Without any warning whatsoever that it was going to happen, Franco lost his temper. The next thing she knew she lying pinned beneath his weight, because he’d stretched out on top of her like a wrestler, pinning her to the bed.
‘Talk,’ he rasped, tugging the sheet down so he could glower at her. ‘Because I did not sleep with Claudia. I have never slept with Claudia! I want to know why you ever believed that I did!’
If she hadn’t seen the proof for herself Lexi would have started to believe him. He looked so offended. Bright golden flames of denial were leaping in his eyes.
‘Where were you the night they took me to hospital?’ she challenged icily.
‘Blind drunk in a bar in town somewhere,’ he answered instantly. ‘Too sloshed to know what I was doing and too miserable about us to care.’

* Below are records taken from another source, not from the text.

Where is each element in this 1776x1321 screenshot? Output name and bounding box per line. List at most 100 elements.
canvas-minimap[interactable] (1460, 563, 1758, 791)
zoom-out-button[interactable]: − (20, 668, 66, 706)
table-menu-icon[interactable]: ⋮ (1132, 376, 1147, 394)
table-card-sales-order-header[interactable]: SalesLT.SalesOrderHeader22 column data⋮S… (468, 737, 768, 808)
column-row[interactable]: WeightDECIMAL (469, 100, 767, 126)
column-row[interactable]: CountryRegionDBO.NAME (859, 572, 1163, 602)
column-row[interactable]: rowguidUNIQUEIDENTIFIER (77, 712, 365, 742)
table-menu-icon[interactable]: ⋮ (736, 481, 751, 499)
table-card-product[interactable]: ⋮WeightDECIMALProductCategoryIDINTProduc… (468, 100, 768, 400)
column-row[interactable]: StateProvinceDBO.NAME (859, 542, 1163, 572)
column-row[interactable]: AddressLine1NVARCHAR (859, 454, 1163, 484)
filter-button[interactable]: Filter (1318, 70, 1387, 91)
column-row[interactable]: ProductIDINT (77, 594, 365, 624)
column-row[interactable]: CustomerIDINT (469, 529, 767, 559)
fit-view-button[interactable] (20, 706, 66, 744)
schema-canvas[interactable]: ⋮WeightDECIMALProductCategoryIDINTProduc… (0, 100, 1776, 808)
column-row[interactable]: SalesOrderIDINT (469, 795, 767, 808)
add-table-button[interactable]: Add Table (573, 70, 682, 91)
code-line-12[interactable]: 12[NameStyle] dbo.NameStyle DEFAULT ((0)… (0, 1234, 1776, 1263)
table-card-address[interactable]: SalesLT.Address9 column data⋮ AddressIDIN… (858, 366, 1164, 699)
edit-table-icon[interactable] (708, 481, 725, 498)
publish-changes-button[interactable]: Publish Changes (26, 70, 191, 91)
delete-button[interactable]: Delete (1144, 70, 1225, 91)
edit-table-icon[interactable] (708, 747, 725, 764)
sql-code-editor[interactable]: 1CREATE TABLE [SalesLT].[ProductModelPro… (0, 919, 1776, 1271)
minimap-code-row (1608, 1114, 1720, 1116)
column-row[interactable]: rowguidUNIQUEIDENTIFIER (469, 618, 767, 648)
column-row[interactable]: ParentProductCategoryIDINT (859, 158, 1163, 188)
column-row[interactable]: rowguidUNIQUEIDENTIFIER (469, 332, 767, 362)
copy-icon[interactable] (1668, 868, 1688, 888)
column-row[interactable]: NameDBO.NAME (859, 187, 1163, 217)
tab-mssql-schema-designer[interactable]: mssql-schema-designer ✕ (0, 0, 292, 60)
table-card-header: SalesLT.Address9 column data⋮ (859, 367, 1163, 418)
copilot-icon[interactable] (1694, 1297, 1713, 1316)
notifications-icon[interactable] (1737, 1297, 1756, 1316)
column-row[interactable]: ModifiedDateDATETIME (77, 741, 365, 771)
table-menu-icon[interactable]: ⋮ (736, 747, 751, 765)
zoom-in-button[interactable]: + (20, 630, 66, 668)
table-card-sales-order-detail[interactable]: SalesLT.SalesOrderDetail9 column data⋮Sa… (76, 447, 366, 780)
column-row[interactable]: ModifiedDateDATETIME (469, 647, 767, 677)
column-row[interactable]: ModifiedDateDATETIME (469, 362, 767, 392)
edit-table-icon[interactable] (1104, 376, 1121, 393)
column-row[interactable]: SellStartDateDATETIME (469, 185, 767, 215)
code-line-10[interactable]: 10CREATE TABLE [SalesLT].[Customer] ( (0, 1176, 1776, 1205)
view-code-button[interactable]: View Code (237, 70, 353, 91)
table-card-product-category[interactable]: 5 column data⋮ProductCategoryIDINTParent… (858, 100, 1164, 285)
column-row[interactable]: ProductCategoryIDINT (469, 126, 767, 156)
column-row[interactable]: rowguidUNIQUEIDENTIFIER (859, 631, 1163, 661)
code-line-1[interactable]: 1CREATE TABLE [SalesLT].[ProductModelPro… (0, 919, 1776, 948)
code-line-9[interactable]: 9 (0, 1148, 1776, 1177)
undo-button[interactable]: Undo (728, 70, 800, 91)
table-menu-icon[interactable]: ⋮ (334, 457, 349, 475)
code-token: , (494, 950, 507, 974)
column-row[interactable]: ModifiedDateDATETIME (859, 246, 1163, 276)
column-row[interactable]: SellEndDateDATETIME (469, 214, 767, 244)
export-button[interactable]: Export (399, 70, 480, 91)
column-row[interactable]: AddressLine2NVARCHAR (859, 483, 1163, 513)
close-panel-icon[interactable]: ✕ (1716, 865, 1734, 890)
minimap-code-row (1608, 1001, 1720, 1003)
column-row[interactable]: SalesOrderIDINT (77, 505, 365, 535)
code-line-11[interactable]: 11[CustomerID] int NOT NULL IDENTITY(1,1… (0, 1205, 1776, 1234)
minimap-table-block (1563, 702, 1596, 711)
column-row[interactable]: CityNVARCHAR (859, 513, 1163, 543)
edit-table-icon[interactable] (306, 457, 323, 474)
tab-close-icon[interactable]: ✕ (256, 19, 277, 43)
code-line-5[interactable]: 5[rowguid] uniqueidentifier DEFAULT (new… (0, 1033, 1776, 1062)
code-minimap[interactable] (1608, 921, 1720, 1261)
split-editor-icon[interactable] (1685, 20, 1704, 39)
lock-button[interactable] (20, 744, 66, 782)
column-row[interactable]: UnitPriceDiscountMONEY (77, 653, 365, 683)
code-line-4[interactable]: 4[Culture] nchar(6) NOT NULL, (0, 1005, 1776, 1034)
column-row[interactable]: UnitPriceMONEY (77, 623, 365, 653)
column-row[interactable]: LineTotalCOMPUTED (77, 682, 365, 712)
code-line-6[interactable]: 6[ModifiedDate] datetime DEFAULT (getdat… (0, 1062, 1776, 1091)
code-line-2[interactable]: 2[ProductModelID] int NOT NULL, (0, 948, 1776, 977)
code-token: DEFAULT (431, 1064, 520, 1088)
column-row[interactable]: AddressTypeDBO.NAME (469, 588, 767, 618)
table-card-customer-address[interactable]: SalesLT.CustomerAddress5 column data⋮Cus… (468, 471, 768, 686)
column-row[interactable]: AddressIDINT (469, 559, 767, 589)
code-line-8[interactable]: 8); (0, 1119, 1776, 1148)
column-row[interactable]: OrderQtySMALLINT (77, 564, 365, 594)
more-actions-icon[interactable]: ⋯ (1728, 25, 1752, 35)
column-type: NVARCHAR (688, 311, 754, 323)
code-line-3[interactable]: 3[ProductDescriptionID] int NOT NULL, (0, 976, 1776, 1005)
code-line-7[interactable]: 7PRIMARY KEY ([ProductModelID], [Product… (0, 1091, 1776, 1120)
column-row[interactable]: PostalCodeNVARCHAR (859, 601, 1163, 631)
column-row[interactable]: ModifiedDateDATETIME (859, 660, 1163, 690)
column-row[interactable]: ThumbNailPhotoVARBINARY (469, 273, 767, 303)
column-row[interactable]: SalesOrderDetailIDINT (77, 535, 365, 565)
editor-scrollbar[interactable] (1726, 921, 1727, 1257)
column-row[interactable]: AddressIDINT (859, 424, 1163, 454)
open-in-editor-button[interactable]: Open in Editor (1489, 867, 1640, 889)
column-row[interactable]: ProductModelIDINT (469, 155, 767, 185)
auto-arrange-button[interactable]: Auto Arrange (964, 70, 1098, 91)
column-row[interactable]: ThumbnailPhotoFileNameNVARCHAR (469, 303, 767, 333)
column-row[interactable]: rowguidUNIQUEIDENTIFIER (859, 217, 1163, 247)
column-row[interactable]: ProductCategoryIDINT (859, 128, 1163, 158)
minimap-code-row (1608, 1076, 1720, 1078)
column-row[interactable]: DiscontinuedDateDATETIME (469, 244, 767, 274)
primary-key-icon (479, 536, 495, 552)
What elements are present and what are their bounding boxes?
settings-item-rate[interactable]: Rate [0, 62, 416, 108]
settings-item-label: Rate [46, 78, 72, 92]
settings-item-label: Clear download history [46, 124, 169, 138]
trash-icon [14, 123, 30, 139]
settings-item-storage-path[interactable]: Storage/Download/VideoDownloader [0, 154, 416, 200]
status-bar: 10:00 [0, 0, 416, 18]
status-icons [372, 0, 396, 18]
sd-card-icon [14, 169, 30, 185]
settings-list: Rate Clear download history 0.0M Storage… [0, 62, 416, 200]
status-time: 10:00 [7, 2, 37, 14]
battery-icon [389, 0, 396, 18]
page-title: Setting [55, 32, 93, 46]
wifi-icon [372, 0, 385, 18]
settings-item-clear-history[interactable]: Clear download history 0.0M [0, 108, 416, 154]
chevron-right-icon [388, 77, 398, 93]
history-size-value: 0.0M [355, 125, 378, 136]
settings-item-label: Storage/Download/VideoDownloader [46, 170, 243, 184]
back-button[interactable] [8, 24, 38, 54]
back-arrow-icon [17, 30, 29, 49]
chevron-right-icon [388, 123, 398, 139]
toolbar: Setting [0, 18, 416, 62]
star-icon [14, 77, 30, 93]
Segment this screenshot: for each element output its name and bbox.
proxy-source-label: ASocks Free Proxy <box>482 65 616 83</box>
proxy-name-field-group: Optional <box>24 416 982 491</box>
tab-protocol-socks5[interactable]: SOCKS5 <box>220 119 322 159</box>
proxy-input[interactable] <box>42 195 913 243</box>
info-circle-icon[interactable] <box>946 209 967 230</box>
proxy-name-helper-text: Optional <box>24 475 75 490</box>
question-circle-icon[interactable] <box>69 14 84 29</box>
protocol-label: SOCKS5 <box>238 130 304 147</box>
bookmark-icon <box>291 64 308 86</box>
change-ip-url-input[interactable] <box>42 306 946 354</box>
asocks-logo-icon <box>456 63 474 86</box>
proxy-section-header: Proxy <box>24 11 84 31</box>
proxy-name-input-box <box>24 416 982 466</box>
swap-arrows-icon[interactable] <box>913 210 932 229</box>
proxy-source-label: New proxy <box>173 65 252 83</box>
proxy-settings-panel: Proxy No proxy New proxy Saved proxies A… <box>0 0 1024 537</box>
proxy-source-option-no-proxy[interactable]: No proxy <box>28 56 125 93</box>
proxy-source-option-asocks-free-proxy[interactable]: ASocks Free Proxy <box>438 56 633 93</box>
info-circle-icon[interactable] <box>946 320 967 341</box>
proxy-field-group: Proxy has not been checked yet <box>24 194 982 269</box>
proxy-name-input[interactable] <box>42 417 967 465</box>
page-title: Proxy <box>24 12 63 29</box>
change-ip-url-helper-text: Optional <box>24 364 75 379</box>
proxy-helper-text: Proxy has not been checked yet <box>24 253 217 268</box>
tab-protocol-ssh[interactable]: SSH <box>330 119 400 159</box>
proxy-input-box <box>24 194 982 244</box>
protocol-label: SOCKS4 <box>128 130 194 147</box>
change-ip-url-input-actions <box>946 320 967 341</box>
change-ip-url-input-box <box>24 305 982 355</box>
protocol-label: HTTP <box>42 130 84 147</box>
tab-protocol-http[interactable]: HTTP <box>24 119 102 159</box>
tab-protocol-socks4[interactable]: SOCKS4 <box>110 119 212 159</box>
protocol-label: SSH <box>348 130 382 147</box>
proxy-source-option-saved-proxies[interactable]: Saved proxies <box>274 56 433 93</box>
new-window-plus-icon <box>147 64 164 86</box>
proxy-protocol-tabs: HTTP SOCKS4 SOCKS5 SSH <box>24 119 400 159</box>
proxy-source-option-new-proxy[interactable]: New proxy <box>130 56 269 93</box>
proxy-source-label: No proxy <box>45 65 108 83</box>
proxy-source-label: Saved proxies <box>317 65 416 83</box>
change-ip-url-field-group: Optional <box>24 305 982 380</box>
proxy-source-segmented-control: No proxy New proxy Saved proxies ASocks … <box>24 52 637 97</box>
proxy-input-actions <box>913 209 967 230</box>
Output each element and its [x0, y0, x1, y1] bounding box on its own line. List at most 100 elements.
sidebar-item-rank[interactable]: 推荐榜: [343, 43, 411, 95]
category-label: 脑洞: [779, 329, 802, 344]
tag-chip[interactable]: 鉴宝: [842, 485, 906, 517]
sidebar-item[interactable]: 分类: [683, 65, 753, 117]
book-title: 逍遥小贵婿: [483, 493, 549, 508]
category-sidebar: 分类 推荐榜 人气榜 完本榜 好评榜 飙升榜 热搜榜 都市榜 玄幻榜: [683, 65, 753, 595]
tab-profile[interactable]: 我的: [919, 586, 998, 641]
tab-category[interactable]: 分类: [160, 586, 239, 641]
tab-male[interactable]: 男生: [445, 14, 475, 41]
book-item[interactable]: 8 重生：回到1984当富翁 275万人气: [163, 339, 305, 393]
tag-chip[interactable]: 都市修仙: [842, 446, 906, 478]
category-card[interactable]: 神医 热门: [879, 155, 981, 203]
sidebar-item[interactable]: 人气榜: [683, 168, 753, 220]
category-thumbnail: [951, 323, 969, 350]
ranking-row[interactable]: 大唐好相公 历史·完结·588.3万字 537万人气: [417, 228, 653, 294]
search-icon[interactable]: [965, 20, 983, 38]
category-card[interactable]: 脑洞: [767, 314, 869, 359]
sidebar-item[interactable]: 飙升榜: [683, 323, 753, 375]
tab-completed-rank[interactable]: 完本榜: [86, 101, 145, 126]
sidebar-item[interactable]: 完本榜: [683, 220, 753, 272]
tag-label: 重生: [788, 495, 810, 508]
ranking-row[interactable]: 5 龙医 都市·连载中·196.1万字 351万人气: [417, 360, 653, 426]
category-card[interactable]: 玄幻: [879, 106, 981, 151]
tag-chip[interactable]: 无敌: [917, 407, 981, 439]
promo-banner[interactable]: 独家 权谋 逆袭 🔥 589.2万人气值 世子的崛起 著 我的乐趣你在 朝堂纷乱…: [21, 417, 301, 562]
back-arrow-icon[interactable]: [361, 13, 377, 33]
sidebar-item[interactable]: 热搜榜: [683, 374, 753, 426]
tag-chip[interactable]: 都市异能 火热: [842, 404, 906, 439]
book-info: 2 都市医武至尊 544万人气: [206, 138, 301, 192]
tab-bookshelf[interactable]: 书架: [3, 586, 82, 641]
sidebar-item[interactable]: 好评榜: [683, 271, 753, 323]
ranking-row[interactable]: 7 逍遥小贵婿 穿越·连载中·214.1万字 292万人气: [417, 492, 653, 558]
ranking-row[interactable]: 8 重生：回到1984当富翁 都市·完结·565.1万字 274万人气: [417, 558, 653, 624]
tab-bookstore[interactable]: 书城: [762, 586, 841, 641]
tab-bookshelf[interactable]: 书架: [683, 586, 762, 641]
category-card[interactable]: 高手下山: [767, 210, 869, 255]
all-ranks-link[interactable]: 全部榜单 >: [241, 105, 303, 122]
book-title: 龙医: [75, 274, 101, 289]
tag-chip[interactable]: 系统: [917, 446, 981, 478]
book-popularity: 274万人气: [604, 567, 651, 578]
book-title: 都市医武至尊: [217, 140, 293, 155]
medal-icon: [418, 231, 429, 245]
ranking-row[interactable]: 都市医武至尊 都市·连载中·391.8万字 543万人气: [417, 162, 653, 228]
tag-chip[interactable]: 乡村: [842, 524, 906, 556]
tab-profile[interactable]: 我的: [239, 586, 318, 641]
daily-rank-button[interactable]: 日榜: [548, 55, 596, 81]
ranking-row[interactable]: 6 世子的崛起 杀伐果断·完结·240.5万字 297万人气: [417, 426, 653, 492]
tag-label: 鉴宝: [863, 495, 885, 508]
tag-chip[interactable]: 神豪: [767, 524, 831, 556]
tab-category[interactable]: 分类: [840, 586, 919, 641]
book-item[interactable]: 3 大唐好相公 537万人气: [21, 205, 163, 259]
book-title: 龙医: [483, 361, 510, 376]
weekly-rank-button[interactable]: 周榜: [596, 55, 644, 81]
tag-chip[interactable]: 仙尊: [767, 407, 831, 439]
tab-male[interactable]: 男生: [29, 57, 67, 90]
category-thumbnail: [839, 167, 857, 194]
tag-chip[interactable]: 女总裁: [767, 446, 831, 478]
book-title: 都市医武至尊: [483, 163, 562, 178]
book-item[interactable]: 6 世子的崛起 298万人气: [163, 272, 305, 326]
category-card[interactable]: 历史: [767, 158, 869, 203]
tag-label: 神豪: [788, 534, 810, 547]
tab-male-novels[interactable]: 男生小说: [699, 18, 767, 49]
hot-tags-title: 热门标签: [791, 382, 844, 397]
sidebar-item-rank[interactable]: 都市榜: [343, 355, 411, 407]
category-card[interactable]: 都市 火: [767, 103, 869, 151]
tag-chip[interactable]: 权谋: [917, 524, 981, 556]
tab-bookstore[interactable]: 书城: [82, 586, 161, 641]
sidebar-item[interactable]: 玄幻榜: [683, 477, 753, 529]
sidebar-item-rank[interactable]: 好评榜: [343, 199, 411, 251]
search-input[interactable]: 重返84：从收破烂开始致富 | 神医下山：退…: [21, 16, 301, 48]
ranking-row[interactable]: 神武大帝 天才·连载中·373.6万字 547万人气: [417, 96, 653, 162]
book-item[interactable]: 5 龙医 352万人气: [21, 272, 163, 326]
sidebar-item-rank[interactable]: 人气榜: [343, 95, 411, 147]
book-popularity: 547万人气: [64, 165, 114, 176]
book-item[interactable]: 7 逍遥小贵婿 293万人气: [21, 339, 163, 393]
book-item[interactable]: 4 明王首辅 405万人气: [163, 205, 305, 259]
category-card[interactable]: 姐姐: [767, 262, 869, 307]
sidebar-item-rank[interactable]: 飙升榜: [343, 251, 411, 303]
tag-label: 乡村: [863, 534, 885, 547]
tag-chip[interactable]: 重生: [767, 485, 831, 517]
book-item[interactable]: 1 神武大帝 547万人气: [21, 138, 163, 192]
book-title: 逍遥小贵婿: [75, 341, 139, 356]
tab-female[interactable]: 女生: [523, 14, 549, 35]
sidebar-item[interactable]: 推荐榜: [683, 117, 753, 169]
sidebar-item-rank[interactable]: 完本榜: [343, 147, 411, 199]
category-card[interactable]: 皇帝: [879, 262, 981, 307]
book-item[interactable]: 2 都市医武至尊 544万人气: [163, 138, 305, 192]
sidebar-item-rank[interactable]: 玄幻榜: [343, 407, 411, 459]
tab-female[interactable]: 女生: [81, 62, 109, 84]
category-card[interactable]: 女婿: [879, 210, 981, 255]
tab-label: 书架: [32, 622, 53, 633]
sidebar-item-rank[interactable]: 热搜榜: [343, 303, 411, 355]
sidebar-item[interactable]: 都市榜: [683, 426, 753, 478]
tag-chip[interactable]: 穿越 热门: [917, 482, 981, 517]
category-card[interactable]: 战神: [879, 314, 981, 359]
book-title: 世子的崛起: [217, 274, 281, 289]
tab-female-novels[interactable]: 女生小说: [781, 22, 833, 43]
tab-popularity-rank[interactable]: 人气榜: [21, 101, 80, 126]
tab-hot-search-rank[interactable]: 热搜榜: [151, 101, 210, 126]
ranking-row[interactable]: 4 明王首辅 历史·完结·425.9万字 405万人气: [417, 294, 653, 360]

‘I called you—four times!’ Accusing sparks flew from her eyes now. ‘You didn’t even bother to answer me—not once!’
Franco tried to recall what else he’d been doing while he’d drunk himself into a forgetful stupor that night. ‘Marco found me and took me home,’ he recounted. ‘I could barely walk in a straight line. He put me to bed. I don’t remember any phone calls. I don’t remember anything much about that night.’
‘So Claudia hid in a cupboard, waiting to jump out once you were naked and comatose on the bed, then jumped on you?’